El hombre a quien había sorprendido junto a mi amante era uno de mis amigos más íntimos. Me dirigí a su casa al día siguiente, acompañado de un joven abogado que se llamaba Desgenais, elegimos unas pistolas, otro testigo y nos encaminamos al bosque de Vincennes. Durante el trayecto evité hablar con mi adversario e incluso acercarme a él. Sofrené así el deseo que tenía de golpearle o insultarle, puesto que tal género de violencias resultan siempre inútiles y odiosas, desde el momento en que la ley permite el combate en regla. Pero no pude evitar llevar clavados mis ojos en él. Era uno de mis camaradas de infancia y se había dado entre nosotros un cambio perpetuo de favores durante años y años. Conocía perfectamente mi amor e, inclusive, me había dicho muchas veces que aquella clase de lazos eran sagrados para un amigo y que sería incapaz de suplantarme, aunque llegara a amar a la misma mujer que yo. En fin, tenía toda clase de confianza en él y tal vez no hubiera estrechado nunca la mano de una criatura humana más cordialmente que la suya.

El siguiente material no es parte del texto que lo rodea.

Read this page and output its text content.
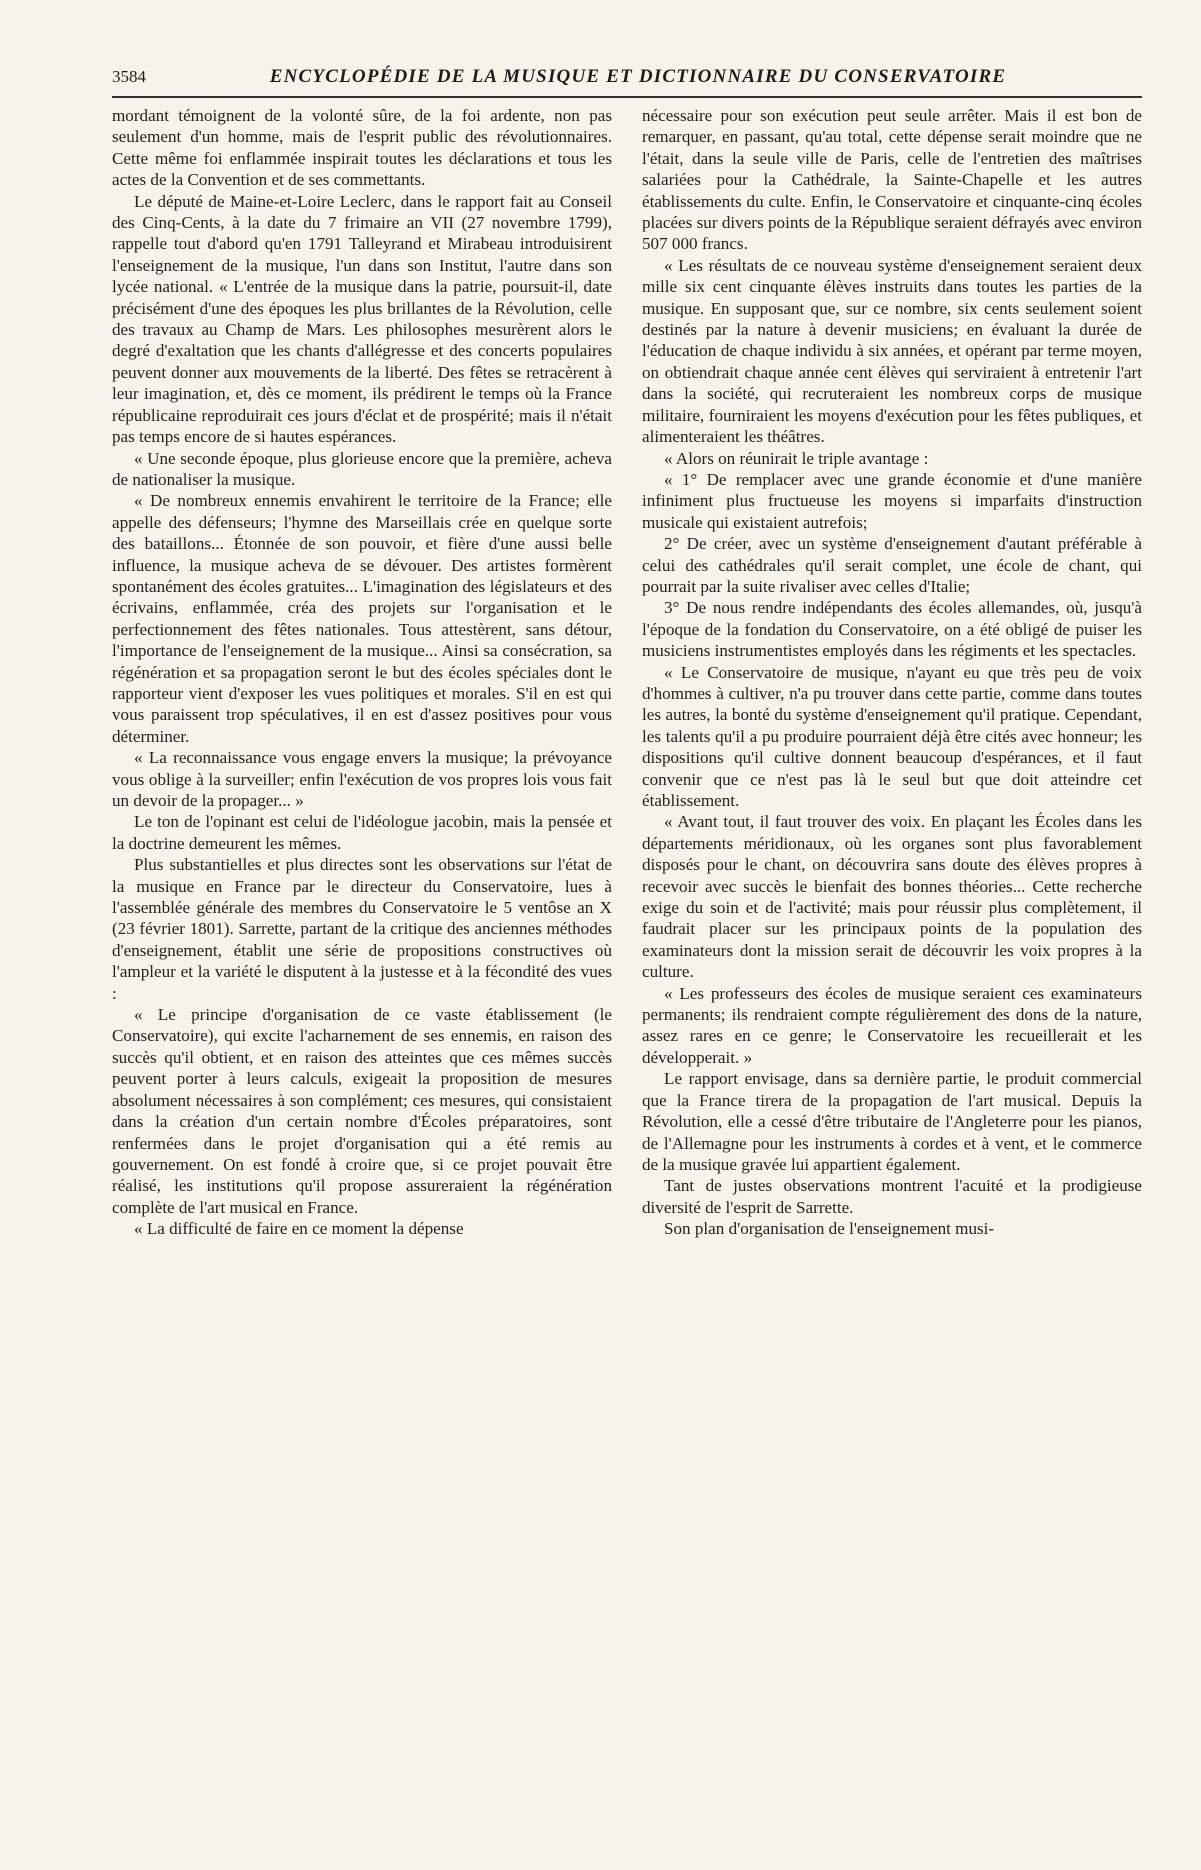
3584	ENCYCLOPÉDIE DE LA MUSIQUE ET DICTIONNAIRE DU CONSERVATOIRE

mordant témoignent de la volonté sûre, de la foi ardente, non pas seulement d'un homme, mais de l'esprit public des révolutionnaires. Cette même foi enflammée inspirait toutes les déclarations et tous les actes de la Convention et de ses commettants.

Le député de Maine-et-Loire Leclerc, dans le rapport fait au Conseil des Cinq-Cents, à la date du 7 frimaire an VII (27 novembre 1799), rappelle tout d'abord qu'en 1791 Talleyrand et Mirabeau introduisirent l'enseignement de la musique, l'un dans son Institut, l'autre dans son lycée national. « L'entrée de la musique dans la patrie, poursuit-il, date précisément d'une des époques les plus brillantes de la Révolution, celle des travaux au Champ de Mars. Les philosophes mesurèrent alors le degré d'exaltation que les chants d'allégresse et des concerts populaires peuvent donner aux mouvements de la liberté. Des fêtes se retracèrent à leur imagination, et, dès ce moment, ils prédirent le temps où la France républicaine reproduirait ces jours d'éclat et de prospérité; mais il n'était pas temps encore de si hautes espérances.

« Une seconde époque, plus glorieuse encore que la première, acheva de nationaliser la musique.

« De nombreux ennemis envahirent le territoire de la France; elle appelle des défenseurs; l'hymne des Marseillais crée en quelque sorte des bataillons... Étonnée de son pouvoir, et fière d'une aussi belle influence, la musique acheva de se dévouer. Des artistes formèrent spontanément des écoles gratuites... L'imagination des législateurs et des écrivains, enflammée, créa des projets sur l'organisation et le perfectionnement des fêtes nationales. Tous attestèrent, sans détour, l'importance de l'enseignement de la musique... Ainsi sa consécration, sa régénération et sa propagation seront le but des écoles spéciales dont le rapporteur vient d'exposer les vues politiques et morales. S'il en est qui vous paraissent trop spéculatives, il en est d'assez positives pour vous déterminer.

« La reconnaissance vous engage envers la musique; la prévoyance vous oblige à la surveiller; enfin l'exécution de vos propres lois vous fait un devoir de la propager... »

Le ton de l'opinant est celui de l'idéologue jacobin, mais la pensée et la doctrine demeurent les mêmes.

Plus substantielles et plus directes sont les observations sur l'état de la musique en France par le directeur du Conservatoire, lues à l'assemblée générale des membres du Conservatoire le 5 ventôse an X (23 février 1801). Sarrette, partant de la critique des anciennes méthodes d'enseignement, établit une série de propositions constructives où l'ampleur et la variété le disputent à la justesse et à la fécondité des vues :

« Le principe d'organisation de ce vaste établissement (le Conservatoire), qui excite l'acharnement de ses ennemis, en raison des succès qu'il obtient, et en raison des atteintes que ces mêmes succès peuvent porter à leurs calculs, exigeait la proposition de mesures absolument nécessaires à son complément; ces mesures, qui consistaient dans la création d'un certain nombre d'Écoles préparatoires, sont renfermées dans le projet d'organisation qui a été remis au gouvernement. On est fondé à croire que, si ce projet pouvait être réalisé, les institutions qu'il propose assureraient la régénération complète de l'art musical en France.

« La difficulté de faire en ce moment la dépense

nécessaire pour son exécution peut seule arrêter. Mais il est bon de remarquer, en passant, qu'au total, cette dépense serait moindre que ne l'était, dans la seule ville de Paris, celle de l'entretien des maîtrises salariées pour la Cathédrale, la Sainte-Chapelle et les autres établissements du culte. Enfin, le Conservatoire et cinquante-cinq écoles placées sur divers points de la République seraient défrayés avec environ 507 000 francs.

« Les résultats de ce nouveau système d'enseignement seraient deux mille six cent cinquante élèves instruits dans toutes les parties de la musique. En supposant que, sur ce nombre, six cents seulement soient destinés par la nature à devenir musiciens; en évaluant la durée de l'éducation de chaque individu à six années, et opérant par terme moyen, on obtiendrait chaque année cent élèves qui serviraient à entretenir l'art dans la société, qui recruteraient les nombreux corps de musique militaire, fourniraient les moyens d'exécution pour les fêtes publiques, et alimenteraient les théâtres.

« Alors on réunirait le triple avantage :

« 1° De remplacer avec une grande économie et d'une manière infiniment plus fructueuse les moyens si imparfaits d'instruction musicale qui existaient autrefois;

2° De créer, avec un système d'enseignement d'autant préférable à celui des cathédrales qu'il serait complet, une école de chant, qui pourrait par la suite rivaliser avec celles d'Italie;

3° De nous rendre indépendants des écoles allemandes, où, jusqu'à l'époque de la fondation du Conservatoire, on a été obligé de puiser les musiciens instrumentistes employés dans les régiments et les spectacles.

« Le Conservatoire de musique, n'ayant eu que très peu de voix d'hommes à cultiver, n'a pu trouver dans cette partie, comme dans toutes les autres, la bonté du système d'enseignement qu'il pratique. Cependant, les talents qu'il a pu produire pourraient déjà être cités avec honneur; les dispositions qu'il cultive donnent beaucoup d'espérances, et il faut convenir que ce n'est pas là le seul but que doit atteindre cet établissement.

« Avant tout, il faut trouver des voix. En plaçant les Écoles dans les départements méridionaux, où les organes sont plus favorablement disposés pour le chant, on découvrira sans doute des élèves propres à recevoir avec succès le bienfait des bonnes théories... Cette recherche exige du soin et de l'activité; mais pour réussir plus complètement, il faudrait placer sur les principaux points de la population des examinateurs dont la mission serait de découvrir les voix propres à la culture.

« Les professeurs des écoles de musique seraient ces examinateurs permanents; ils rendraient compte régulièrement des dons de la nature, assez rares en ce genre; le Conservatoire les recueillerait et les développerait. »

Le rapport envisage, dans sa dernière partie, le produit commercial que la France tirera de la propagation de l'art musical. Depuis la Révolution, elle a cessé d'être tributaire de l'Angleterre pour les pianos, de l'Allemagne pour les instruments à cordes et à vent, et le commerce de la musique gravée lui appartient également.

Tant de justes observations montrent l'acuité et la prodigieuse diversité de l'esprit de Sarrette.

Son plan d'organisation de l'enseignement musi-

Contemplaba curiosa, ávidamente, a aquel a quien había oído hablar de amistad como a un héroe de la antigüedad y al que acababa de ver acariciando a mi amante. Era la primera vez en mi vida que veía a un monstruo. Le examiné con huraña mirada, para ver cómo estaba hecho. Aquel a quien conocía desde los diez años, con quien había vivido día a día en la más perfecta y estrecha amistad, me parecía no haberle visto nunca. Me serviré aquí de una comparación.
Existe una obra teatral española, de todos conocida, en la cual una estatua de piedra acude a cenar a la casa de un libertino, enviada por la justicia del cielo. El libertino adopta una actitud digna y se esfuerza en aparentar indiferencia, pero la estatua le pide que le dé la mano y, cuando lo hace, el hombre se siente poseído por un frío de muerte y se desploma entre convulsiones.
Cuantas veces en mi existencia he creído durante largo tiempo y confiado, ya en un amigo, ya en una amante, y he descubierto de golpe que me engañaban, no puedo explicar el efecto que este descubrimiento en mí produjo cada vez más que comparándolo con el apretón de manos de la estatua. Es, por completo, la impresión del mármol, como si la realidad, en toda su mortal frialdad, se congelase con un beso. Es el contacto con el hombre de piedra. Por desgracia, el espantoso convidado ha golpeado más de una vez a mi puerta y en más de una ocasión ambos hemos cenado juntos.
En aquella ocasión, hechos los arreglos, nos colocamos en línea mi adversario y yo, avanzando con lentitud uno sobre otro. Disparó él primero, hiriéndome en el brazo derecho. Inmediatamente, empuñé la pistola con la otra mano, mas no pude levantarla pues las fuerzas me fallaron y caí de rodillas.
Vi cómo avanzaba precipitadamente mi enemigo, con aire inquieto y muy pálido el semblante. A su vez, acudieron mis testigos, comprobando que estaba herido, pero aquél les apartó y cogió la mano de mi brazo enfermo. Tenía los dientes apretados y no podía hablar: me di cuenta de su angustia. Sufría del más espantoso mal que un hombre puede experimentar. "¡Vete — le grité — , márchate a limpiarte en las sábanas de ***!". Se encontraba sin aliento, al igual que yo.